At the same time, I also acknowledge that educational expertise (like any form of expertise) has the potential to lead to blindness and catastrophic mistakes. So, I'm interested in exploring ways that both experts and ordinary citizens can productively participate together in making decisions about public education. So, how do we do it?
I don't yet have any good answers. Instead, I have a related question that might help to extend this discussion: How should ordinary citizens prepare themselves to participate in this process?
I wrote out a really incoherent response to that question but the longer I wrote, the more uncertain I became. So, I'll spare readers from the pain of reading those ramblings. Instead, I'll finish with a final assertion and a plea for help.

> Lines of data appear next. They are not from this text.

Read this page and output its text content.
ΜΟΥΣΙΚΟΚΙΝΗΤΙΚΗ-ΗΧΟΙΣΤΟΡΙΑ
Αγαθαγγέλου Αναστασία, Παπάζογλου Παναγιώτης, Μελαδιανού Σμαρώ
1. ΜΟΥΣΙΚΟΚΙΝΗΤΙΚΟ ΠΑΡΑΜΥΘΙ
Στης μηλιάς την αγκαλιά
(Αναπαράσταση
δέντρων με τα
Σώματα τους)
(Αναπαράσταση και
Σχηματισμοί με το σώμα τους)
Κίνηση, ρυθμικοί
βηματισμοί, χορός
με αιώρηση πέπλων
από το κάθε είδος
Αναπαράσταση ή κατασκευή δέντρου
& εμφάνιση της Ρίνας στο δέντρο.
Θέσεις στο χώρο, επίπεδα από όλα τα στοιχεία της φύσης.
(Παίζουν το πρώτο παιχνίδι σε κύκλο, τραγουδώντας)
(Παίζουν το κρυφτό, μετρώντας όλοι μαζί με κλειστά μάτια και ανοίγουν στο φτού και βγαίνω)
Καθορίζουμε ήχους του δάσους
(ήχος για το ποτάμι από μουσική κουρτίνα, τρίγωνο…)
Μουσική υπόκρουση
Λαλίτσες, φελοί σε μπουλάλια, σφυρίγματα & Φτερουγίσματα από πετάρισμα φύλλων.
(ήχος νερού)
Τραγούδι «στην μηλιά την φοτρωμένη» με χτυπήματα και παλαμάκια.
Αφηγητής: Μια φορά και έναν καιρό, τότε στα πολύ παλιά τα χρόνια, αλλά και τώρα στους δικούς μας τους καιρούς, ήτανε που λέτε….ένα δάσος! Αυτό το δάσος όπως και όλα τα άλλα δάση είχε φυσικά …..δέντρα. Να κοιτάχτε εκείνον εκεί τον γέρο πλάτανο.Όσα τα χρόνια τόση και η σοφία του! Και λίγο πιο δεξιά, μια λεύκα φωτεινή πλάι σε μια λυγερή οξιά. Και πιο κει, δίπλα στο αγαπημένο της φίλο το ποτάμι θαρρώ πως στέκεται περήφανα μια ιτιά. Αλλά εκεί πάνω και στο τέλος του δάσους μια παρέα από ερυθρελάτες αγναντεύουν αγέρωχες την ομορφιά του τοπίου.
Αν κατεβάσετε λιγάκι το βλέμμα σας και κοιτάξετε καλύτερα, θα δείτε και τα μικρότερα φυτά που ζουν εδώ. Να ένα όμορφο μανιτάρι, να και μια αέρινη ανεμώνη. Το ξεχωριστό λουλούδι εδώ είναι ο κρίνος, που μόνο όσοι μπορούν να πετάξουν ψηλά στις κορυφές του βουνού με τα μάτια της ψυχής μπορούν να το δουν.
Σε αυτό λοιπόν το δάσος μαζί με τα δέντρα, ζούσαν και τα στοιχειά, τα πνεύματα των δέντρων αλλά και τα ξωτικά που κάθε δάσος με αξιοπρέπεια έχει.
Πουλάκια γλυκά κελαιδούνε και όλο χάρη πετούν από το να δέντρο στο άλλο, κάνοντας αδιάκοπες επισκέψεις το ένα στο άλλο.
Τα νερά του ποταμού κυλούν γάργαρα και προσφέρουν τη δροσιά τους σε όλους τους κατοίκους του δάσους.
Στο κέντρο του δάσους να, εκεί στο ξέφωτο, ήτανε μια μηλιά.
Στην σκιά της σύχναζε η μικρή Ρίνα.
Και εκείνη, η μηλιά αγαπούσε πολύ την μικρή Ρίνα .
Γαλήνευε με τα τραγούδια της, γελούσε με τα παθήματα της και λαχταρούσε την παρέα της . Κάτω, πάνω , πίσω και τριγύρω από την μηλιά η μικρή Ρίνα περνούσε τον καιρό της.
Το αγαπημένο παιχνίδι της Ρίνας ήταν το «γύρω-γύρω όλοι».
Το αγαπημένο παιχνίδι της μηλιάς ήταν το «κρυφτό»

Ultimately, democracy requires a lot of those who participate in it. So, for those of us who want to participate in making decisions about schools, we need to be willing to do more work than we've done in the past to be prepared to participate in meaningful and informed ways.
So, here's the plea, what should ordinary citizens be doing to prepare themselves to participate in decision-making about schools? And, how can "experts" assist and support citizens in those efforts?
Again, I've struggled to know how to answer this question. In fact, because these are all such complex questions, this has been one of the most difficult posts I've ever written because I don't have any good answers.